ASIC report 429 provides a very comprehensive overview of the Cyber Risk and Security landscape and contains practical advice on what steps organisations need to take to improve their “Cyber Resilience”.
Within the report it states that “any business that interacts over electronic networks or the internet, or is reliant on third-party technology vendors and suppliers, carries a risk of exposure”. In today’s inter- connected business world this means all of us. In this regard ASIC is putting its stake in the ground on what it believes businesses needs to be doing to respond accordingly.
In Report 429, ASIC highlight all regulated entities have legal and compliance obligations that require those organisations to review and update their cyber and risk management policies. If you are a licensee then this obligation is strict and you must have in place adequate risk management systems and resources.
Appendix 2 of the report provides detailed information on the obligations of each type of regulated entity and references the specific piece of legislation / code or regulatory guide which governs these obligations. It contains references to 17 different types of regulated entities including corporations, listed entities, AFS licensees and market licensees amongst others.
To put all of this in some perspective ASIC included this little sample of statistics in its Report 429 to jolt us all into taking the issue of cyber security very seriously:
- In 2013, cyber attacks affected 5 million Australians at an estimated cost of $1.06 billion.
- the total number of cybersecurity incidents detected in 2014 was 42.8 million, an increase of 48% from 2013
- More problematic is that an estimated 71% of incidents go undetected
- The estimated annual cost of cyber attacks to the global economy is more than $400 billion.
- In 2013, over 552 million identities were compromised through cyber attacks, putting a range of personal information—including credit card details, birth dates, government identification numbers, medical records, financial information, email addresses and passwords—into the criminal realm.
Appendix 1 of Report 429 also provides a concise snapshot of the various sources of cyber risk and the consequential threat they present to your business..
In the overview of ASIC Report 429, ASIC provide a detailed Health Check Prompt list which is a useful introduction into a cyber risk management framework based on the internationally recognised US National Institute for Standards and Technology.
The issue for most boardrooms and business owners is identifying a practical way to not only introduce and implement these practices into the business but also have them institutionalised as part of an ongoing and continuous improvement process.
ASIC advocate organisations adopt the globally recognised US National Institute for Standards and Technology (NIST) Framework for Improving Critical Infrastructure Cybersecurity (NIST Cybersecurity Framework) as a potentially useful cyber resilience resource. NIST is widely recognised as the global benchmark for cyber resilience and cyber risk management best practice.
The NIST Cyber Security Framework is built upon 5 concurrent and continuous functions:
- Identify: Develop the organisational understanding to manage cybersecurity risk to systems, assets, data and capabilities
- Protect: Develop and implement the appropriate safeguards to ensure delivery of critical infrastructure services.
- Detect: Develop and implement the appropriate activities to identify the occurrence of a cybersecurity event.
- Respond: Develop and implement the appropriate activities to take action regarding a detected cybersecurity event.
- Recover: Develop and implement the appropriate activities to maintain plans for resilience and to restore any capabilities or services that were impaired due to a cybersecurity event.
At NWC Insurance we specialise in developing an integrated risk based approach to cyber security. Our approach is based on the NIST Framework and is an essential tool in facilitating the continuous risk framework advocated by NIST.
Prioritising Cyber Risk Implementation
According to The Australian Signals Directorate, 85% of the cyber intrusions the ASD responds to involve unsophisticated techniques that could have been a avoided by using the following 4 techniques:
Australian Signals Directorate - Essential Risk Mitigation Techniques
- Application Whitelisting
- Patch Applications
- Patch operating system vulnerabilities
- Restriction of administrative privileges
These risk mitigation controls form a part of our baseline approach.
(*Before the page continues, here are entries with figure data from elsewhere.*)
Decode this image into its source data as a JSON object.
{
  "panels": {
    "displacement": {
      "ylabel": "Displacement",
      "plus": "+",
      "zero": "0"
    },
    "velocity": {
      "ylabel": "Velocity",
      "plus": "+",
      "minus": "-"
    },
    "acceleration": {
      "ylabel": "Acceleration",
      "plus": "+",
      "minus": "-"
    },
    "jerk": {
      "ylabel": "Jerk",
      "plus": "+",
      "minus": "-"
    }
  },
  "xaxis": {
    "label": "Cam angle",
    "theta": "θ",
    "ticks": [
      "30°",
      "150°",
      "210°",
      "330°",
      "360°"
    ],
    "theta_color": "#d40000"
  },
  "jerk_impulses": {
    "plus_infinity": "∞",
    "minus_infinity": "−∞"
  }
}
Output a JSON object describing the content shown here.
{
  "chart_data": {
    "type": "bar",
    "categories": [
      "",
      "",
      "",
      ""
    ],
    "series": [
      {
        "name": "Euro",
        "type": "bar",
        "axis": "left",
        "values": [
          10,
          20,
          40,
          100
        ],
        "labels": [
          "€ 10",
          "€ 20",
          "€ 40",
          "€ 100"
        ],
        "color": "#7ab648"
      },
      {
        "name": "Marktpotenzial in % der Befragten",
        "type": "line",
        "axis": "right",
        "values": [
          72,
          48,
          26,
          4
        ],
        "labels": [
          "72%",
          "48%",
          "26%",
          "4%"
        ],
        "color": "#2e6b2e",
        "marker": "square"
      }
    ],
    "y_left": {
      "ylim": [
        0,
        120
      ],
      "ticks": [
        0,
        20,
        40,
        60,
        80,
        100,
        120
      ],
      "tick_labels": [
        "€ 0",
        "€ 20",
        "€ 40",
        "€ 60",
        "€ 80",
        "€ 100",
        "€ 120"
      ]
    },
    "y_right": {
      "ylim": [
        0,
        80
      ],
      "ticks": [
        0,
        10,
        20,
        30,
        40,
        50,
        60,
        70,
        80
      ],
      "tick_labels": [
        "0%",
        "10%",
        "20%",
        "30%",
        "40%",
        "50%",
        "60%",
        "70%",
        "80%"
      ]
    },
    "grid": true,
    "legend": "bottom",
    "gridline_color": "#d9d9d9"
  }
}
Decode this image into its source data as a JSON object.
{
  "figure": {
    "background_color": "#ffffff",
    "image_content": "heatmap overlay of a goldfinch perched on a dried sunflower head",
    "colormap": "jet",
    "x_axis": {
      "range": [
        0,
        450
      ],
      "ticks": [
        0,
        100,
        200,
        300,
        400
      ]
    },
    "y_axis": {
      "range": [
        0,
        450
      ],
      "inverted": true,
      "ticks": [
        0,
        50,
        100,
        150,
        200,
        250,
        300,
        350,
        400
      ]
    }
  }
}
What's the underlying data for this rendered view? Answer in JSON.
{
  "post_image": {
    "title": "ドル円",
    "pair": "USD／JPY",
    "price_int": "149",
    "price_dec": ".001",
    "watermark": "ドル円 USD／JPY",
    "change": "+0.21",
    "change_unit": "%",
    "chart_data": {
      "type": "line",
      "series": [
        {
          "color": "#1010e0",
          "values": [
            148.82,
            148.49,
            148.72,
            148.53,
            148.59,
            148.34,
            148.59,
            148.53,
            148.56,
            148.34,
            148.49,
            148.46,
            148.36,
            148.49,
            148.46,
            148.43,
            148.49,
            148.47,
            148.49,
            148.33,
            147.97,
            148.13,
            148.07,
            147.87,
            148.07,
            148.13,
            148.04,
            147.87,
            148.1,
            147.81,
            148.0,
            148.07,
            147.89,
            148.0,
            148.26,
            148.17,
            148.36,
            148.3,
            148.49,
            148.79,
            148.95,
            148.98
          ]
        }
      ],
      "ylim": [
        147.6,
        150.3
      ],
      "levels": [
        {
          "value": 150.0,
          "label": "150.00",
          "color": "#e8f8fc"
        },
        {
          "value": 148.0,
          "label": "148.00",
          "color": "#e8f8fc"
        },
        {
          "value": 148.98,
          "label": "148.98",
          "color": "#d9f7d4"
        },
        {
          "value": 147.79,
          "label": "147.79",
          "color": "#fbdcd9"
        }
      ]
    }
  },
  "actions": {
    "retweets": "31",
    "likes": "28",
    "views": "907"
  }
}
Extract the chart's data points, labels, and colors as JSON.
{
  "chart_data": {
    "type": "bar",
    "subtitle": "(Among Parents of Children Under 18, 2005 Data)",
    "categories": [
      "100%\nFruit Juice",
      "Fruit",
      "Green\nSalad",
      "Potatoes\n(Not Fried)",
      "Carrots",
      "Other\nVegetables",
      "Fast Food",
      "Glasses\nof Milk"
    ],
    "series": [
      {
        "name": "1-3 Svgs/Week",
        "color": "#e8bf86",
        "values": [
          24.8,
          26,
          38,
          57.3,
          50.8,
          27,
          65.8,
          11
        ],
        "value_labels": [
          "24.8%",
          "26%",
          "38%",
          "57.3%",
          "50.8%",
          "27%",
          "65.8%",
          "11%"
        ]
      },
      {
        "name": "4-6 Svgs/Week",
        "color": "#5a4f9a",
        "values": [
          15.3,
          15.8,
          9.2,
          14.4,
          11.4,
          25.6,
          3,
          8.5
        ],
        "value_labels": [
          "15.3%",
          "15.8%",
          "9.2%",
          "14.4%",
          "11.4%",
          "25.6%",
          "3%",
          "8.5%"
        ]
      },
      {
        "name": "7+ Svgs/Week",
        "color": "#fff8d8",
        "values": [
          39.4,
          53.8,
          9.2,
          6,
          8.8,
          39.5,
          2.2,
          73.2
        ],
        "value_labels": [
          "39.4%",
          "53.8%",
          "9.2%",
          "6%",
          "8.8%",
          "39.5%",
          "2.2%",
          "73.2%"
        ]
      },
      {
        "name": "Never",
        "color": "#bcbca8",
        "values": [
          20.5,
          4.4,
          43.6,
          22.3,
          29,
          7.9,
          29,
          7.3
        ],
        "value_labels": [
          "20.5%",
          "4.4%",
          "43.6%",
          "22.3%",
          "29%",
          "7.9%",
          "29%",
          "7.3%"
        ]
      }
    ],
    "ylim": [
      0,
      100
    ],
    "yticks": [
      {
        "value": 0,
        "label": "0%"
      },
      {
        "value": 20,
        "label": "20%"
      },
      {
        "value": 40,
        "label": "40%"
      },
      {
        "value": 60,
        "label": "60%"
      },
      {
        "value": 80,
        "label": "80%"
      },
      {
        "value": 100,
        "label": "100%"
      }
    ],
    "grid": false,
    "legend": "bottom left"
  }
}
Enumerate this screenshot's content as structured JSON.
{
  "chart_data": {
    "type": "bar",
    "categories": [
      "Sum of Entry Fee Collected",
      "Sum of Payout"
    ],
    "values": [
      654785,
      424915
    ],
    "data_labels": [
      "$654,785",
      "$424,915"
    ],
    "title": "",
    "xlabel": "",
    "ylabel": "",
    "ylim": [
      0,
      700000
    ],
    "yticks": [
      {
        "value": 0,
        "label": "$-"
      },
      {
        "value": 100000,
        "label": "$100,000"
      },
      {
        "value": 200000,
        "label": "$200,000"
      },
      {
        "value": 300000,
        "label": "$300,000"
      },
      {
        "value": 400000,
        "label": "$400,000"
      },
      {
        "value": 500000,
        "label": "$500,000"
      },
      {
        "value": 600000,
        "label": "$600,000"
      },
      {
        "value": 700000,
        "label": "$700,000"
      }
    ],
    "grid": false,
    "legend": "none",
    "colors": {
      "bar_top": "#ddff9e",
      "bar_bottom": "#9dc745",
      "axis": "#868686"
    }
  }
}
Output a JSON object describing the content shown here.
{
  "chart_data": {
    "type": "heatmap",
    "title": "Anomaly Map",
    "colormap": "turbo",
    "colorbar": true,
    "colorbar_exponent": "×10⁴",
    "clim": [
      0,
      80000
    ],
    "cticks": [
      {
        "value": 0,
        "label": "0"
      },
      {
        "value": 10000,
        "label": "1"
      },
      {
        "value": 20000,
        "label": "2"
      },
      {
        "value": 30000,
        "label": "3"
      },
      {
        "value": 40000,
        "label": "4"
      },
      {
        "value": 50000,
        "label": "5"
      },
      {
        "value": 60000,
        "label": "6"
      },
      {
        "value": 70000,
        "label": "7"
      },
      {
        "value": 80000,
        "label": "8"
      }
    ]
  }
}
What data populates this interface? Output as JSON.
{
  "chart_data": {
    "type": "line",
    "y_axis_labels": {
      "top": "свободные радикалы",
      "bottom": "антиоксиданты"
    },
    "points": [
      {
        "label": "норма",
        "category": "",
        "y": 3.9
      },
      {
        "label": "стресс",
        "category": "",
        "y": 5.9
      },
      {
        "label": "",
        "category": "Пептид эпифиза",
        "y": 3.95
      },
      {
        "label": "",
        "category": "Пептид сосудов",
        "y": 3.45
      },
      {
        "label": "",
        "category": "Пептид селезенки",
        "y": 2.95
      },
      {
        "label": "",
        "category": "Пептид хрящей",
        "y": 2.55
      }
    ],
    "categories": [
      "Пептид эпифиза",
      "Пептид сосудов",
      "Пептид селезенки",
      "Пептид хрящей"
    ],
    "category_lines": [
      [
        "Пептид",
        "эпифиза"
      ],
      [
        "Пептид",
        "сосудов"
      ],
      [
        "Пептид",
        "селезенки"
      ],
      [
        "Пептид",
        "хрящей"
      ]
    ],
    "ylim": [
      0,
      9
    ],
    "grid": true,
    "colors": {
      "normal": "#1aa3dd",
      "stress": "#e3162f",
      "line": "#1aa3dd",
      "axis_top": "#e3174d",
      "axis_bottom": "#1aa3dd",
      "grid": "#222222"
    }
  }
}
We also place a significant weighting on the human factor associated with a cyber-attack as the statistics continue to demonstrate this is a major cause in respect of cyber-attacks.
Depending on your businesses risk profile we then prioritise further Risk Management Techniques to mitigate the risk of a cyber-attack on your business. Our risk control framework consists of 127 separate risk mitigation techniques across 3 levels of risk mitigation:
- Level A - Minimum level of compliance required to protect your organisation
- Level B - Significant level of risk improvement controls
- Level C - Attainment of best practice approach to Cyber Risk Governance
The Road to Good Governance
This approach provides our clients with a risk control framework which provides the foundation of good Cyber governance. This good governance is now an obligation which is placed on all companies under ASIC regulatory guidelines, the Privacy Act and the soon to be introduced Mandatory Reporting Requirements concerning data breaches.